Dès lors, le montant de cette indemnité s’apprécie en fonction du coût de l’occupation, ne peut être inférieur à la somme qui aurait été payée en cas de poursuite du bail et doit prendre en compte à la fois les charges locatives et les actualisations éventuelles, de sorte que la fixation de cette indemnité à des montants mensuels forfaitaires de 885 euros et 34 euros sans indexation possible, ne répond pas à la fonction-même de l’indemnité d’occupation.
Le montant non sérieusement contestable de l’indemnité d’occupation est celui du loyer actualisé majoré des charges tant pour l’apparement donné à bail que pour l’emplacement de stationnement. La décision déférée sera infirmée en ce sens.
Sur l’arriéré locatif
La société RIVP sollicite la condamnation solidaire de M. et Mme [H] à lui payer, à titre provisionnel, la somme de 4.711,09 euros à valoir sur les arriérés de loyers et charges, échéance de mars 2025 incluse, selon décompte arrêté au 30 avril 2025.

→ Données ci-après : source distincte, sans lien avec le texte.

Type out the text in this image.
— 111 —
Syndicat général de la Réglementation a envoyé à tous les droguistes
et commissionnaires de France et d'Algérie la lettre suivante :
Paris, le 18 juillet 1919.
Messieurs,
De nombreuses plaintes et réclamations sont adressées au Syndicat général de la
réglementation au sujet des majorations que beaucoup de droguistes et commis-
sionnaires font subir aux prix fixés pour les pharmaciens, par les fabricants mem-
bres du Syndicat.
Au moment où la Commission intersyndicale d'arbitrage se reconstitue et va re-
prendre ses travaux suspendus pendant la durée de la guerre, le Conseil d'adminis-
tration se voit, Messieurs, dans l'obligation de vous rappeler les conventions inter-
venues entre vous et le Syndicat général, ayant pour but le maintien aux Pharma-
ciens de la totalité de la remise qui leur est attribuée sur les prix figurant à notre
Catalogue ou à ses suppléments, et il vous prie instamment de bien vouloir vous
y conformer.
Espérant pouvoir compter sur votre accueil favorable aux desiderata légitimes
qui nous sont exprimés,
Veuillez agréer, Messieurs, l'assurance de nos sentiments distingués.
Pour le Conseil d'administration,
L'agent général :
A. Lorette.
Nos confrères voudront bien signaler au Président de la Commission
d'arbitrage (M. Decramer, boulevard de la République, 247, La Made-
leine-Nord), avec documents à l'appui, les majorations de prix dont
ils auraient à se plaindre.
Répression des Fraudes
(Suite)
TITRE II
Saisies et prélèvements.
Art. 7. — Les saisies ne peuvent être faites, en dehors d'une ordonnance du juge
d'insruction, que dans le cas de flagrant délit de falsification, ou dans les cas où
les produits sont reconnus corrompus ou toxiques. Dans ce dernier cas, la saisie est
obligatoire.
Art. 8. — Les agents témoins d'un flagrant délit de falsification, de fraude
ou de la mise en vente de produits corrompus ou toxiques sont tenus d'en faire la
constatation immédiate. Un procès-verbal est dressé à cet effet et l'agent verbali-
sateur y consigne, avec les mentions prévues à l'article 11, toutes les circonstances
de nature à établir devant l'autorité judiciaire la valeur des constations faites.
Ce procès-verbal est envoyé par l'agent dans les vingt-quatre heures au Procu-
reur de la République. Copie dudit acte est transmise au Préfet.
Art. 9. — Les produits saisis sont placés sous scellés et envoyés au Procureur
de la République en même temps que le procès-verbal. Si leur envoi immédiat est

Il ressort du décompte produit par la bailleresse arrêté au 30 avril 2025 (pièce RIVP n°19) que l’arriéré de loyers, charges et indemnités d’occupation s’élevait à cette date à la somme de 4.711,09 euros. Ce décompte n’étant pas sérieusement contestable, la cour condamnera solidairement M. et Mme [H] au paiement, à titre provisionnel, de cette somme, réformant sur ce point la décision déférée.
Sur les dépens et les frais irrépétibles
La RIVP sollicite l’infirmation de la décision déférée sur les dépens en ce qu’elle a fixé à un euro symbolique le coût de la dénonciation de la procédure à la préfecture du Val-de-Marne et celui de la saisine de la CCAPEX du Val-de-Marne, en soulignant qu’elle a missionné un commissaire de justice pour procéder à ces formalités et que les dépens doivent inclure le coût des actes correspondants.
L’appelante établit que tant la préfecture du Val-de-Marne que la CCAPEX ont été saisies par voie électronique (pièces RIVP n° 5 et 6) et ne produit aucun acte de signification par commissaire de justice. L’ordonnance entreprise sera dès lors confirmée en ce qu’elle a, dans les dépens, limité le coût de ces saisines à un euro chacune.
M. et Mme [H] supporteront les dépens d’appel.
L’équité commande de les condamner in solidum à payer à la société RIVP la somme de 300 euros sur le fondement de l’article 700 du code de procédure civile en cause d’appel.
PAR CES MOTIFS
Statuant dans la limite de l’appel,
Confirme l’ordonnance entreprise, sauf sur le montant de l’indemnité d’occupation due en cas de non-respect de l’échéancier fixé et de l’arriéré locatif ;
Statuant à nouveau des chefs infirmés,
Fixe, pour l’appartement et l’emplacement de stationnement donnés à bail, les indemnités d’occupation mensuelles dues à compter du 13 juillet 2024 au montant des loyers actualisés, majorés de l’intégralité des charges locatives récupérables, qui auraient été dus si le bail s’était poursuivi et condamne solidairement M. et Mme [H] au paiement de ces indemnités mensuelles d’occupation ;
Condamne solidairement M. et Mme [H] à verser à la société RIVP la somme provisionnelle de 4.711,09 euros à titre de provision à valoir sur les loyers, charges et indemnités, échéance de mars 2025 incluse, selon décompte arrêté au 30 avril 2025, incluant les indemnités d’occupation correspondant aux loyers actualisés majorés des charges ;
Les condamne in solidum aux dépens d’appel et à payer à la société RIVP la somme de 300 euros en application de l’article 700 du code de procédure civile en cause d’appel.